Grand jury: Apple Valley officer legally justified in shooting death
Armed man was shot after report of domestic abuse
A Dakota County grand jury concluded that an Apple Valley police officer was legally justified when he used deadly force in shooting a 48-year-old Apple Valley man when responding to a domestic disturbance April 29.
An officer shooting that results in a death is reviewed by a grand jury, according to long-standing policy of the Dakota County Attorney’s Office.
The officer, Tommie Booth, shot Carl Anthony Tatum when Tatum had fired two shots toward Booth that narrowly missed inside an Apple Valley townhome, according to the incident investigation that was filed by the Minnesota Bureau of Criminal Apprehension as the lead agency and assisted by the Dakota County Sheriff’s Office.
“This was a domestic incident that quickly escalated into a life and death situation as a result of actions taken by Carl Tatum,” Dakota County Attorney James Backstrom said in a Thursday press release. “Both Officers Tommie Booth and Tara Becker acted decisively and professionally in all aspects of the actions they took during this incident. Both of these officers should be commended for their heroic actions in this traumatic incident which tragically, but justifiably, resulted in the death of Carl Tatum.”
Booth shot nine rounds toward Tatum, six bullets struck Tatum while the other three hit Tatum’s gun, a Ruger 9 millimeter pistol, a couch and a wall inside the home. The other responding Apple Valley officer, Tara Becker, fired a Taser shot toward Tatum at the same time, but only one of the two prongs attached so no electric discharge occurred.
Minnesota law authorizes law enforcement officers to use deadly force when it is done to prevent an act which exposes the law enforcement officer or another to death or great bodily harm. Minnesota law also authorizes a law enforcement officer to use deadly force if the officer believed the use of deadly force was necessary to apprehend a person believed to have committed a felony involving the use or threatened use of deadly force. Under Minnesota law, domestic assault involving strangulation and assault with a deadly weapon are both felonies involving the use of deadly force.
According to the investigation report:
The two officers were responding to a 911 call made by an Apple Valley woman at approximately 5:45 p.m. to report that she was the victim of domestic strangulation.
Upon arrival, Becker spoke with the female victim in her car outside the townhome and Booth spoke with Tatum, at first inside the townhome and then on the front steps outside.

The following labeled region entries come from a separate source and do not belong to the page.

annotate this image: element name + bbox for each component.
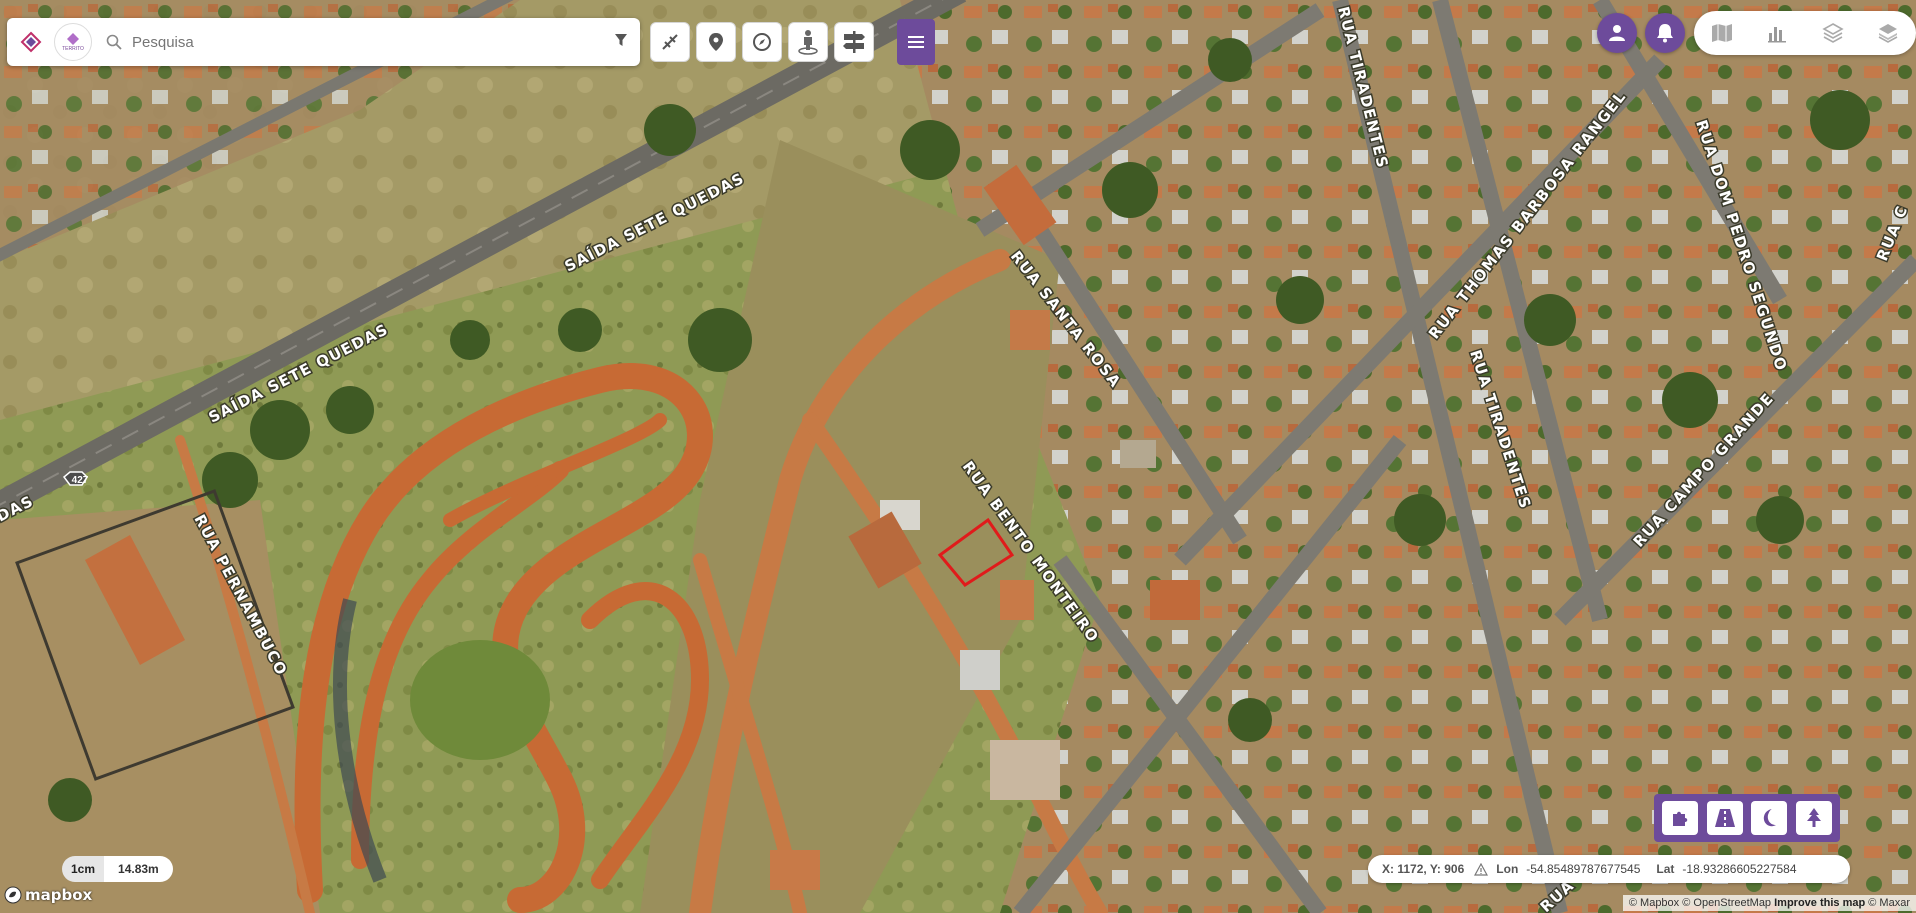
layers-outline-icon	[1822, 23, 1844, 43]
lat-value: -18.93286605227584	[1682, 862, 1797, 876]
layers-filled-icon	[1878, 24, 1898, 43]
search-bar: TERRITO	[7, 18, 640, 66]
tree-icon	[1806, 808, 1821, 827]
lon-label: Lon	[1496, 862, 1519, 876]
attribution-osm[interactable]: © OpenStreetMap	[1682, 897, 1771, 909]
route-shield-number: 427	[72, 475, 89, 486]
mapbox-logo-icon	[4, 886, 22, 904]
cursor-coordinates: X: 1172, Y: 906 Lon -54.85489787677545 L…	[1368, 855, 1850, 883]
filter-icon[interactable]	[614, 32, 628, 48]
map-mode-toolbar	[1654, 794, 1840, 842]
moon-icon	[1763, 809, 1777, 827]
logo-icon	[20, 31, 42, 53]
search-input[interactable]	[130, 32, 494, 52]
attribution: © Mapbox © OpenStreetMap Improve this ma…	[1622, 895, 1916, 911]
plugins-button[interactable]	[1662, 801, 1699, 835]
signpost-icon	[843, 31, 865, 53]
pin-icon	[709, 33, 723, 51]
road-icon	[1714, 809, 1735, 827]
vegetation-button[interactable]	[1795, 801, 1832, 835]
brand-badge: TERRITO	[54, 23, 92, 61]
menu-button[interactable]	[897, 19, 935, 65]
measure-icon	[662, 34, 678, 50]
user-button[interactable]	[1597, 13, 1637, 53]
attribution-maxar[interactable]: © Maxar	[1868, 897, 1910, 909]
scale-value: 14.83m	[104, 856, 173, 882]
app-logo[interactable]	[12, 23, 50, 61]
puzzle-icon	[1673, 811, 1688, 826]
improve-map-link[interactable]: Improve this map	[1774, 897, 1865, 909]
street-view-icon	[798, 30, 818, 55]
map-view-button[interactable]	[1706, 17, 1738, 49]
compass-button[interactable]	[742, 22, 782, 62]
night-mode-button[interactable]	[1751, 801, 1788, 835]
grass-oval	[410, 640, 550, 760]
warning-icon	[1474, 862, 1489, 876]
chart-icon	[1768, 27, 1787, 43]
user-icon	[1609, 25, 1625, 41]
map-icon	[1711, 24, 1732, 42]
satellite-map[interactable]: 427 SAÍDA SETE QUEDAS SAÍDA SETE QUEDAS …	[0, 0, 1916, 913]
statistics-button[interactable]	[1761, 17, 1793, 49]
basemap-switcher	[1694, 11, 1916, 55]
brand-text: TERRITO	[62, 46, 84, 52]
map-toolbar	[650, 18, 874, 66]
route-button[interactable]	[834, 22, 874, 62]
brand-mark-icon	[67, 33, 79, 45]
search-icon	[106, 34, 122, 50]
lat-label: Lat	[1656, 862, 1675, 876]
notifications-button[interactable]	[1645, 13, 1685, 53]
attribution-mapbox[interactable]: © Mapbox	[1629, 897, 1679, 909]
scale-bar: 1cm 14.83m	[62, 856, 173, 882]
layers-outline-button[interactable]	[1817, 17, 1849, 49]
mapbox-logo[interactable]: mapbox	[4, 886, 92, 904]
measure-button[interactable]	[650, 22, 690, 62]
pin-button[interactable]	[696, 22, 736, 62]
mapbox-logo-text: mapbox	[25, 886, 93, 904]
scale-unit: 1cm	[62, 856, 105, 882]
pixel-coords: X: 1172, Y: 906	[1382, 862, 1465, 876]
menu-icon	[908, 36, 924, 48]
bell-icon	[1657, 24, 1673, 43]
compass-icon	[753, 33, 771, 51]
layers-button[interactable]	[1872, 17, 1904, 49]
street-view-button[interactable]	[788, 22, 828, 62]
lon-value: -54.85489787677545	[1526, 862, 1641, 876]
road-button[interactable]	[1706, 801, 1743, 835]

After consulting with each other, the officers concluded there was probable cause to arrest Tatum.
Booth asked Tatum to stand on the front steps, at which time he stated loudly “(expletive) …* this,” turned and ran inside the townhome.
Booth and Becker ran after Tatum who was running up the steps toward the living room. Booth tried unsuccessfully to grab Tatum’s sweatshirt to stop him as he was running up the flight of stairs toward the living room.
Booth loudly told Tatum to stop. He did not, but continued into the living room toward the loveseat he had previously been sitting on when the police officers arrived. Tatum reached under the cushion of the loveseat, pulled out a pistol and turned toward the two police officers, raising the gun in the direction of Booth as he did so.
Booth, who was standing at the top of the stairs, had drawn his service revolver, and Becker, who was standing near the top of the steps, had drawn her Taser when the shooting occurred.
Immediately after shots were fired, Booth and Becker secured Tatum and began to administer first aid. Paramedics and other police officers arrived within minutes and Tatum was transported to Regions Hospital in St. Paul where he died later that evening.